Everyone who discovers permaculture adds something to it. That’s because we all have different life experiences and different perspectives.
Many people find they first make their connection through a desire to grow their own food, and because they learn that it is something they can achieve joyfully and with great satisfaction. Along the way they harvest increasing insights into a different way of understanding the world from the ones they primarily encountered going through conventional education systems.
Over time those very systems start to learn from this different perspective and change themselves, so that ideas which were ‘radical’ or ‘extreme’ a quarter of a century ago, now seem to have much more credence in ‘mainstream’ circles. The words in inverted commas are there because these kinds of categorisation are relative, not absolute. They reflect the positions taken by individuals or groups, not the totality of what is going on.

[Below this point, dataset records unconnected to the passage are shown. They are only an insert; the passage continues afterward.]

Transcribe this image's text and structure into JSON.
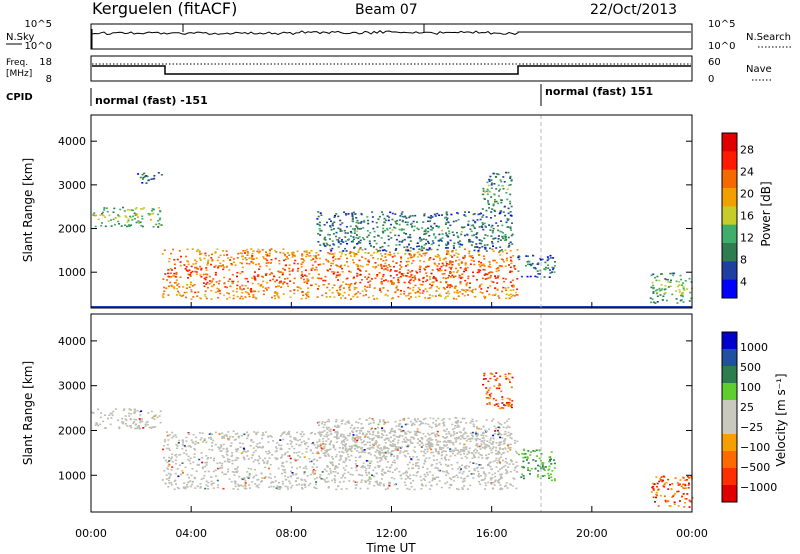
{
  "header": {
    "station": "Kerguelen (fitACF)",
    "beam": "Beam 07",
    "date": "22/Oct/2013"
  },
  "panels": {
    "noise": {
      "left_label": "N.Sky",
      "left_ticks": [
        "10^5",
        "10^0"
      ],
      "right_label": "N.Search",
      "right_ticks": [
        "10^5",
        "10^0"
      ]
    },
    "freq": {
      "left_label_1": "Freq.",
      "left_label_2": "[MHz]",
      "left_ticks": [
        "18",
        "8"
      ],
      "right_label": "Nave",
      "right_ticks": [
        "60",
        "0"
      ]
    },
    "cpid": {
      "label": "CPID",
      "segments": [
        "normal (fast) -151",
        "normal (fast) 151"
      ]
    }
  },
  "colors": {
    "power_scale": [
      "#0000ff",
      "#1f3fa0",
      "#2e7d4f",
      "#3fae6a",
      "#c6cc2a",
      "#f0a000",
      "#f56a00",
      "#ff1a00",
      "#e00000"
    ],
    "velocity_scale": [
      "#0000cc",
      "#2050a0",
      "#2e7d4f",
      "#5fcf30",
      "#c9c9c0",
      "#c9c9c0",
      "#f5a000",
      "#ff6a00",
      "#ff3000",
      "#e00000"
    ],
    "ground_scatter": "#bdbdb4"
  },
  "chart_data": [
    {
      "type": "heatmap",
      "name": "power",
      "ylabel": "Slant Range [km]",
      "yticks": [
        "4000",
        "3000",
        "2000",
        "1000"
      ],
      "ytick_values": [
        4000,
        3000,
        2000,
        1000
      ],
      "ylim": [
        180,
        4600
      ],
      "xlim": [
        0,
        24
      ],
      "colorbar_label": "Power [dB]",
      "colorbar_ticks": [
        "28",
        "24",
        "20",
        "16",
        "12",
        "8",
        "4"
      ],
      "colorbar_range": [
        0,
        32
      ],
      "scatter_regions": [
        {
          "t": [
            0.0,
            2.8
          ],
          "r": [
            2050,
            2500
          ],
          "level": 16
        },
        {
          "t": [
            1.8,
            2.8
          ],
          "r": [
            3050,
            3300
          ],
          "level": 8
        },
        {
          "t": [
            2.8,
            17.0
          ],
          "r": [
            400,
            1550
          ],
          "level": 26
        },
        {
          "t": [
            9.0,
            16.8
          ],
          "r": [
            1500,
            2400
          ],
          "level": 10
        },
        {
          "t": [
            15.6,
            16.8
          ],
          "r": [
            2400,
            3300
          ],
          "level": 12
        },
        {
          "t": [
            17.0,
            18.5
          ],
          "r": [
            900,
            1400
          ],
          "level": 9
        },
        {
          "t": [
            22.3,
            24.0
          ],
          "r": [
            300,
            1000
          ],
          "level": 14
        }
      ]
    },
    {
      "type": "heatmap",
      "name": "velocity",
      "ylabel": "Slant Range [km]",
      "yticks": [
        "4000",
        "3000",
        "2000",
        "1000"
      ],
      "ytick_values": [
        4000,
        3000,
        2000,
        1000
      ],
      "ylim": [
        180,
        4600
      ],
      "xlim": [
        0,
        24
      ],
      "colorbar_label": "Velocity [m s⁻¹]",
      "colorbar_ticks": [
        "1000",
        "500",
        "100",
        "25",
        "−25",
        "−100",
        "−500",
        "−1000"
      ],
      "colorbar_range": [
        -1200,
        1200
      ],
      "scatter_regions": [
        {
          "t": [
            0.0,
            2.8
          ],
          "r": [
            2050,
            2500
          ],
          "kind": "ground"
        },
        {
          "t": [
            2.8,
            17.0
          ],
          "r": [
            700,
            2000
          ],
          "kind": "ground"
        },
        {
          "t": [
            9.0,
            16.8
          ],
          "r": [
            1500,
            2300
          ],
          "kind": "ground"
        },
        {
          "t": [
            15.6,
            16.8
          ],
          "r": [
            2500,
            3300
          ],
          "kind": "negative"
        },
        {
          "t": [
            17.0,
            18.5
          ],
          "r": [
            900,
            1600
          ],
          "kind": "positive"
        },
        {
          "t": [
            22.3,
            24.0
          ],
          "r": [
            300,
            1000
          ],
          "kind": "negative"
        }
      ]
    }
  ],
  "xaxis": {
    "label": "Time UT",
    "ticks": [
      "00:00",
      "04:00",
      "08:00",
      "12:00",
      "16:00",
      "20:00",
      "00:00"
    ],
    "tick_hours": [
      0,
      4,
      8,
      12,
      16,
      20,
      24
    ]
  }
}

As someone whose major role in life has been to be a catalyst for change (hopefully usually for the better, but that’s just my view!) I have long been struck by two quotations:
‘All truth passes through three stages. First, it is ridiculed. Second, it is violently opposed. Third, it is accepted as being self-evident’ Arthur Schopenhauer
And,
‘A prophet is not recognised in his own land’ (which has many translations but is ultimately derived from the Bible, Luke 4:24)
I feel that what I have added to permaculture is practical demonstration of its principles, some writing, some teaching, and two levels of insight, which I would call poetry and politics. Poetry: because the ability to communicate the discipline in a poetic way fires up peoples’ imagination, and politics: because understanding the imperatives for practising permaculture thinking motivates people to get on with it.
I wonder what your contribution has been?